Many businesses want to climb onto the “green” bandwagon. It's a pretty lucrative one, after all because businesses that claim to be “green” can oftentimes charge a premium price for their eco-friendly practices. In the roofing industry, one way that roofers promote their “green-ness” is by saying that they recycle shingles. Recycling shingles is a great idea! It prevents tons of slowly-decaying material from end-ing up in the landfills. It turns an otherwise useless waste product into to road-base, trail-base, and playground surfaces. I'm all for recycling shingles.
The problem is that it is against the State of Colorado's policy. Sorry... no “green” roofing in Colorful Colorado.
Shingles NOT Recyclable In Colorado
Prior to September, 2015 Homestead Roofing, and dozens of other local roofing contractors used a shingle recycling facility on the east side of town, just off Marksheffel Rd. It was a great situation because it kept the cost for shingle disposal really low compared to taking it all to the dump. The added benefit was that it prevented all that asphalt and tar from being left for several future generations to have to live with or on top of. Then we got word that the facility that processed these waste shingles was not allowed to accept any more material. We had to return to taking everything to the landfill and our prices for disposal tripled or quadrupled! What happened? Why were we not able to recycle them any more?
On September 10, 2015 The Colorado Department of Public Health and Environment adopted a policy that states that asphalt roofing shingles are no longer considered a recyclable material in Colorado. Recycling is permitted in other states, but not in Colorado. Their reasoning was actually pretty sound. 2014 saw 107,000 tons of waste asphalt shingles sitting at registered recycling facilities throughout the state. Of that 107,000 tons, only 15 tons were actually recycled. The number was so low because there just wasn't enough demand for the recycled material.

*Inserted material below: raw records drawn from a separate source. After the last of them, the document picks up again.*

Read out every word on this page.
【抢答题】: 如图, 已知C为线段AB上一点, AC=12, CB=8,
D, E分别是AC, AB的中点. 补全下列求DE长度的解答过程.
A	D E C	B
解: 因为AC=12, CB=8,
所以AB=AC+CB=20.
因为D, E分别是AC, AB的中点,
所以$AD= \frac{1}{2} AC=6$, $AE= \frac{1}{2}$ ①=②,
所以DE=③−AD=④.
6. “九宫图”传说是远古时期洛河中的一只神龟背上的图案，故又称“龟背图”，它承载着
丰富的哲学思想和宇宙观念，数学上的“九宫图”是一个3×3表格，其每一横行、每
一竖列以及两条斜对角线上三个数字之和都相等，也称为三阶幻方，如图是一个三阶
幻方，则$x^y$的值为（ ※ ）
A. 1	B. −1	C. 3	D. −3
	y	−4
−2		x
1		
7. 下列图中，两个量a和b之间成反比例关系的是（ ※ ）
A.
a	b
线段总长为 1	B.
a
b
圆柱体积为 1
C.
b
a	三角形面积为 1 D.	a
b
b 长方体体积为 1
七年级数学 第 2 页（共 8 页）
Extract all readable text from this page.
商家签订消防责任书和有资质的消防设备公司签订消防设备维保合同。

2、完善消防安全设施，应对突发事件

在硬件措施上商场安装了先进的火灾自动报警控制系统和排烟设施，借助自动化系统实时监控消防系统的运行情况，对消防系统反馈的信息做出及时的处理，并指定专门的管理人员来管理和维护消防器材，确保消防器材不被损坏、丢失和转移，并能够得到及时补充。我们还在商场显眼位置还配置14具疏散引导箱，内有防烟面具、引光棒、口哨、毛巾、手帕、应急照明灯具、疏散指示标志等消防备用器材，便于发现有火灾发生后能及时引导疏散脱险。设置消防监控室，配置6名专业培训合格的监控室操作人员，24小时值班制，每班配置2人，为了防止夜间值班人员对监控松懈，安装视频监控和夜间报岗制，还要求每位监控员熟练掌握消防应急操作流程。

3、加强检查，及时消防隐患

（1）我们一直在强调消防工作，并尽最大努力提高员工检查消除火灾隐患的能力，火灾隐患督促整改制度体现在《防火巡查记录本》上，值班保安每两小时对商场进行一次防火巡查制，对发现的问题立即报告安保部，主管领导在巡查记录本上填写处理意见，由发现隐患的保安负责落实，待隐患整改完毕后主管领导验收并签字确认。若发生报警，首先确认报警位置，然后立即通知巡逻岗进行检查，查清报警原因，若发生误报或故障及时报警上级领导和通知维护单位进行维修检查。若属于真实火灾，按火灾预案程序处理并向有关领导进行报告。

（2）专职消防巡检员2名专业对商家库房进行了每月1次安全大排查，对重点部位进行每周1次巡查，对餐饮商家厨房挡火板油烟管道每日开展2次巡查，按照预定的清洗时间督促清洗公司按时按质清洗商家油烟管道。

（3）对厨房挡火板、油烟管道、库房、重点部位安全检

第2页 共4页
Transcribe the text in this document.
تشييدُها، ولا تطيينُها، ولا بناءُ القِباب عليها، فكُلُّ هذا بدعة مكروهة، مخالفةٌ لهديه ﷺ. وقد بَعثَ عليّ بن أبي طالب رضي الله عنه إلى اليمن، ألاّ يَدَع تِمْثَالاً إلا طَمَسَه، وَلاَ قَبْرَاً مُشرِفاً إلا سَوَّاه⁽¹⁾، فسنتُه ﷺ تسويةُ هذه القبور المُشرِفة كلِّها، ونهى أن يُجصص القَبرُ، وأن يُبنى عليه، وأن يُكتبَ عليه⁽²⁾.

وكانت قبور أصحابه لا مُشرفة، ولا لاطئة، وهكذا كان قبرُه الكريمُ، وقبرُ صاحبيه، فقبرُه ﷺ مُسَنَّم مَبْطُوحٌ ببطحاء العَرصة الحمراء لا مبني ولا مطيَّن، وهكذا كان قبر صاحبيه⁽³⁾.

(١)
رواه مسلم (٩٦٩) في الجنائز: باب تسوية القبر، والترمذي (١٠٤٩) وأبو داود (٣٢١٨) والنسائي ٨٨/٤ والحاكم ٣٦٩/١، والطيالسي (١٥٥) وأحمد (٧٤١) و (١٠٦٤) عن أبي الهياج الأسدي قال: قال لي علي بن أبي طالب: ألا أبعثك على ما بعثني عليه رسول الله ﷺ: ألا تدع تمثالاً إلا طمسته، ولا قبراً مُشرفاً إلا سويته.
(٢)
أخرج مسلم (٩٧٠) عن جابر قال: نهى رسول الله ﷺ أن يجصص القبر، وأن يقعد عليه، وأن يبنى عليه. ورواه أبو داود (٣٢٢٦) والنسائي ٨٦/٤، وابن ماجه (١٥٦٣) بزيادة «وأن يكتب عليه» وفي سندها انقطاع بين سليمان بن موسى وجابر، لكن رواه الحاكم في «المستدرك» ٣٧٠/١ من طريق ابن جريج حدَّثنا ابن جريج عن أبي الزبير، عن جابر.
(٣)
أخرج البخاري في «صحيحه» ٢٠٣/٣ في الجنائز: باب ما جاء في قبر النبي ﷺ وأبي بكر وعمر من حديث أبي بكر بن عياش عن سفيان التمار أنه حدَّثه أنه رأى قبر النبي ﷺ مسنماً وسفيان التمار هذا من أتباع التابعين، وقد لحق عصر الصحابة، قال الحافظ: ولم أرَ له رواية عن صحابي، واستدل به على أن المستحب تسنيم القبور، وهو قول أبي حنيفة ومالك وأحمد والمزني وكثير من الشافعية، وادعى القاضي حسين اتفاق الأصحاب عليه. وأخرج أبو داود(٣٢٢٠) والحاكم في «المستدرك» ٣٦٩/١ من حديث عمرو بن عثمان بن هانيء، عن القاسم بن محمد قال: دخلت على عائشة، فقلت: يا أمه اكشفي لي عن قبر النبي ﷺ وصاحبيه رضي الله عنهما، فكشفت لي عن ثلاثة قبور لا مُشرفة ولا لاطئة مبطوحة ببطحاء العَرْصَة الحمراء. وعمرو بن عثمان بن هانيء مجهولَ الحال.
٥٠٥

Since only one one-hundredth of one percent of waste shingles were actually being recycled, the State decided that posed an environmental risk and revoked the recycling of shingles.
The State continued to allow existing facilities (such as the one pictured) which had material to continue to recycle them, but they were not allowed to receive any more shingles as of September 10, 2015. No facilities were able to receive new permits for recycling after that date.
What This Means To Homeowners
Believe it or not, this actually has a bearing on Colorado homeowners – aside from the fact that there are thousands of tons of asphalt being buried in your “backyard,” polluting the environment and potentially the ground water. We recently saw an ad in a direct mail piece from a competing roofer that promoted the fact that they recycle their shingles and called themselves “Green.” Any company, however, that claims that they can recycle shingles is either making a false claim or is using a non-permitted facility.
Beware of roofing contractors, especially the door-to-door canvassers, who claim to be “green” by recycling shingles. They are probably just pulling the wool over your eyes so they can separate you from some of your “green.”